Ignore the C and A - Antietam is at letter B;
the PA border is just north of the edge of this map.

Towards the close of the month, it returned to Harrisburg, where Captain James was made provost marshal of the city, and the company was employed in provost duty, under the direction of Captain W. B. Lane, chief mustering and recruiting officer, being chiefly engaged in arresting deserters in the counties of Dauphin (Harrisburg), Lebanon (just east of Dauphin), Lancaster (southeast of Dauphin), Cumberland (west of Dauphin), Franklin (the Cumberland Valley, southwest of Cumberland County), and Fulton (next county west of Franklin).

On the 2d of February, 1863, Lieutenant Eben W. Ford, was killed while arresting parties in Fulton county. On the 20th of March, it was transferred to Washington, where it performed provost duty, until the 13th of May, when it was sent to Alexandria, under command of Lieutenant George W. M'Pherson, and was attached to Independent Battery H, Captain Borrowe, on duty at Alexandria, in the command of General Slough.

When the rebel General Early made his demonstration upon Washington, in July, 1864, this company was ordered to the front, and thrown upon the picket line. In September, 1864, it was relieved from duty with the battery, and was assigned to guard duty at the military prisons in Alexandria. While engaged in this service, about ten thousand persons who had been arrested as deserters, were conducted to the front by this single company.

In March, 1865, Captain James was appointed an additional paymaster, and was confirmed by the Senate on the 6th of April, his commission dating April 14th, being the last signed by President Lincoln, The company was mustered out of service at Harrisburg, on the 20th of July, 1865.

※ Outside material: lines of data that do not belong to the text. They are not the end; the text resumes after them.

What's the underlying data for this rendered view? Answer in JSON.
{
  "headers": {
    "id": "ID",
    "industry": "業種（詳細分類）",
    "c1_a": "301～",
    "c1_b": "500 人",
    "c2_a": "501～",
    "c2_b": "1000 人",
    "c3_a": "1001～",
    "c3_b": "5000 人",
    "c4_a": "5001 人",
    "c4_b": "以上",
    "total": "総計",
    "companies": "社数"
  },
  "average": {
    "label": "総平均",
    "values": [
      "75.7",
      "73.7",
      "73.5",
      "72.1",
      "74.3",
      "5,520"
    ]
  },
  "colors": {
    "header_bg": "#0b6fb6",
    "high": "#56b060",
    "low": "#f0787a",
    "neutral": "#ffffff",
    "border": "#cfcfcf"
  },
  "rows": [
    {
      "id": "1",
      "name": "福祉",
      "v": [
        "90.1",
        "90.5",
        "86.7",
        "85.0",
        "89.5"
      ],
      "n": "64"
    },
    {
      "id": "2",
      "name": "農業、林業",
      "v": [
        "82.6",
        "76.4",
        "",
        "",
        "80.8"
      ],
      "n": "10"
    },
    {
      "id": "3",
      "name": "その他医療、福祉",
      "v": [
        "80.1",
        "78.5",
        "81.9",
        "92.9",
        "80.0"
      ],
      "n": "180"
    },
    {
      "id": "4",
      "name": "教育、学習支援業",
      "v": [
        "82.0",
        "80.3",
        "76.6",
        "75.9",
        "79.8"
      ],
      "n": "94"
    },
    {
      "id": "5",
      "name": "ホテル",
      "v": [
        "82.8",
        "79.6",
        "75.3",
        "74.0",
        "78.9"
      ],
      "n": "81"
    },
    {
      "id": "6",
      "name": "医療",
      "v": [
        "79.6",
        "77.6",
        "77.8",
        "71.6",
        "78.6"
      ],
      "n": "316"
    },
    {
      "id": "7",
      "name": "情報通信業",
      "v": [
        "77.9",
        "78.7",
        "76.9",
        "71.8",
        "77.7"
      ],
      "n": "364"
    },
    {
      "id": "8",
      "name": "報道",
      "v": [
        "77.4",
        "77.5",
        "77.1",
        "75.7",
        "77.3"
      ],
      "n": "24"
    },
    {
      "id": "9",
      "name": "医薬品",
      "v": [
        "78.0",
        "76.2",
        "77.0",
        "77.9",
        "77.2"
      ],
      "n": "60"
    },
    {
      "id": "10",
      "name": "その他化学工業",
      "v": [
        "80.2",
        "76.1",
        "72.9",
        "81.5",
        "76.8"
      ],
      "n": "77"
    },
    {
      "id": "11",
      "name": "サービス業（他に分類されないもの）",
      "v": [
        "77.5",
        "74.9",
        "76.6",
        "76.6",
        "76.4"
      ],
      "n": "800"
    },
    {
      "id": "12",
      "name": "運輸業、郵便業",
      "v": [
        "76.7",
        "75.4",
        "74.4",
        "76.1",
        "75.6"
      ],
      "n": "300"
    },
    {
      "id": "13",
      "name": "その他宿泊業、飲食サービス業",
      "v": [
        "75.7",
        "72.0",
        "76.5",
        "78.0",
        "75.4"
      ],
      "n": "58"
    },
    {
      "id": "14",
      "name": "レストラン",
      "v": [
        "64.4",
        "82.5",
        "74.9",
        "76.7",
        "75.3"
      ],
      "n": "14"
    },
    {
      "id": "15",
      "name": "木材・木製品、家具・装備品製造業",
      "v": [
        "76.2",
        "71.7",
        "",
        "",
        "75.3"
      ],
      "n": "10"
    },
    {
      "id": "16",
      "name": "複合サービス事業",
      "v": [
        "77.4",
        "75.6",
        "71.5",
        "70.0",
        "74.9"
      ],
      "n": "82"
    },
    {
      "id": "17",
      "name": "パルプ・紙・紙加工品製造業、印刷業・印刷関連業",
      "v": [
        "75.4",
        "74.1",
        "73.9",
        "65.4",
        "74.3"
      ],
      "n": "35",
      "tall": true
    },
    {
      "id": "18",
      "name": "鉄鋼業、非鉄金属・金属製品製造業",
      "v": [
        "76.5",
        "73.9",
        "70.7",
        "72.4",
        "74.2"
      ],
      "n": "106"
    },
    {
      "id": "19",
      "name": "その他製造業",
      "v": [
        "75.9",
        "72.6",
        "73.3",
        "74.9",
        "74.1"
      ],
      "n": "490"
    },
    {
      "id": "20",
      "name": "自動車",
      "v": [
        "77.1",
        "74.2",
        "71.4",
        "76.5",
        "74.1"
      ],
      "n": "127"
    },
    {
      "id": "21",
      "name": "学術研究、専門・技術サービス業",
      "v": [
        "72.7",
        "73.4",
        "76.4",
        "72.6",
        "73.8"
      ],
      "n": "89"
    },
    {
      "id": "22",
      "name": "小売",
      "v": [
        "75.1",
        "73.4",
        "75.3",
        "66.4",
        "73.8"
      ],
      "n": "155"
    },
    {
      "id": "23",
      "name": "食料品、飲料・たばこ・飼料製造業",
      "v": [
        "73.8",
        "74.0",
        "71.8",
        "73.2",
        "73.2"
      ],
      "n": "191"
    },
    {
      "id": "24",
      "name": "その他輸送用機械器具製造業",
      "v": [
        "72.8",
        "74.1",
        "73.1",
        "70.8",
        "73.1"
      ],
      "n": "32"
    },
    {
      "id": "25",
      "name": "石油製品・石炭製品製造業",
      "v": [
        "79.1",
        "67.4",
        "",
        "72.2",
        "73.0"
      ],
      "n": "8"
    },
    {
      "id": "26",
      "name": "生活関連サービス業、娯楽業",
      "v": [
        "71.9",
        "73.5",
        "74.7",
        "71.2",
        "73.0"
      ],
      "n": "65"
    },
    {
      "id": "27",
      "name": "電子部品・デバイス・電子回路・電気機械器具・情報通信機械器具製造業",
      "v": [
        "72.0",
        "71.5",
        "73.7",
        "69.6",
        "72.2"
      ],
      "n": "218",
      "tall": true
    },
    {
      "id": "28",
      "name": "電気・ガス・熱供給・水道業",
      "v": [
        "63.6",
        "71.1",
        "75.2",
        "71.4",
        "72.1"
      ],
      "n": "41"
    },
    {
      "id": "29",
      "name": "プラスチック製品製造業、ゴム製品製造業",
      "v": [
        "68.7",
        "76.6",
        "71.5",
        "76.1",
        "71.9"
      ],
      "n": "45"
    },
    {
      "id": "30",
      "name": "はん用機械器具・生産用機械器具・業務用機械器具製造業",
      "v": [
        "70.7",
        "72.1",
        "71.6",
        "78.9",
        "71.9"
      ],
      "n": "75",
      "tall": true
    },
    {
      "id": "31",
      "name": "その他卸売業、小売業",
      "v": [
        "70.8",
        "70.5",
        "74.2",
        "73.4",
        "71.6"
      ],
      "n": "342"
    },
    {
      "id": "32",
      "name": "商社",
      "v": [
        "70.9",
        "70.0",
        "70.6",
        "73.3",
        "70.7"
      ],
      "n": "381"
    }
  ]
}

Source: Bates, Samuel P. History of the Pennsylvania Volunteers, 1861-65, Harrisburg, 1868-1871.

Provost Duties: (source)
The Provost Marshall’s office was developed under the command of General McClellan during the early part of the war. This development created the Provost Marshall General, and the newly charged special department who’s duties and definition of this office was for the first time under one management department head.

The duties of a Provost Marshall are among the following listed:
  • The suppression of marauding and depredation on private property.
  • The preservation of good order.
  • The prevention of straggling.
  • The suppression of gambling houses or other establishments prejudicial to good order and discipline.
  • Supervision of hotels, saloons and places of resort and amusements generally.
The Provost Marshall partook the character both of a Chief of Police and Magistrate. Among the duties of this officer he was entrusted with the duty of making searches, seizures and arrest. He had the custody of deserters, and of deserters from the opposing forces and of prisoners of war. All prisoners taken in battle were turned over to the Provost Marshall and by him later transferred to special guards, who delivered the prisoners to prison camps farther North.

He also had jurisdiction over the issuance of passes into camps to citizens as well as to hearing complaints lodged by citizens. Among his contact with the citizens was the supervision of the draft. He, also, saw that order was preserved, and that arrest were made against all offenders against military discipline under his authority, in short, preserving Marshall Law among the citizens. All arrest made, the Provost Marshall was responsible for their safe keeping.